Hi, James. I forgot to mention, but yes, I did run
DESeq2::DESeq()
. So, I ranDESeq2::DESeqDataSetFromHTSeqCount
, thenDESeq2::DESeq()
, thenvst(dds, blind=FALSE)
, thenplotPCA
.From the PCA plots, I thought there was actually batch effect by
Date_lysed
within the coloured dots (brown are unstim and red are stim)? It is because these brown and red symbols are grouped into 2 groups that I showed as 2 boxes below (circle = day 1 of experiment and cross = day 2 of experiment). Or, am I missing something about this PCA plot?Subset variable refers to two cell types for each condition. For example, ex vivo for a donor was sorted into Subset 1 and Subset 2. Subsets are not visualised in this plot. Donor is biological replicates. There is no technical replicate.

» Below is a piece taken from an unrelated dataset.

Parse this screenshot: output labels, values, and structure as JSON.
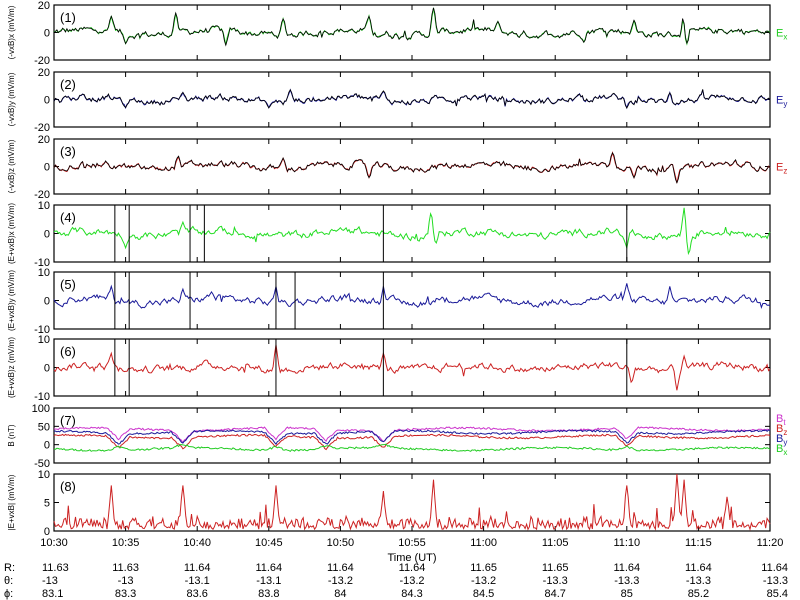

My aim is to compare differences between these 2 subsets within Ex vivo condition. In addition, I want to compare Subset 1 between Unstim and Stim, and Subset 2 between Unstim and Stim. That was why the
design = ~ Subset * Conditions
Given the ex vivo (black crosses and black dots) do not seem to be affected by batch variable date_lysed, do you think it is best to just use the count file data of ex vivo samples to compare between Subset in ex vivo condition, then do a separate analysis with the stim and unstim samples?
Thank you so much!
How you analyze your data is up to you. But do note that Subset * Conditions implies that you want to find genes that respond to stimulus differently, depending on the cell type, which is different from what you describe. If you do care about interactions, it is IMO much easier to reparameterize to condition_subset and fit a cell means model, then make whatever comparisons you want. There is a small paragraph in the
DESeq2
vignette that talks about this, but a clearer explanation IMO is in the limma User's Guide in 9.5.2-9.5.3, starting on page 45.Also, you probably want to include a Donor factor in your model to account for Donor-specific differences. But if you do so, you will not be able to include Date_Lysed, because that's nested in Donor.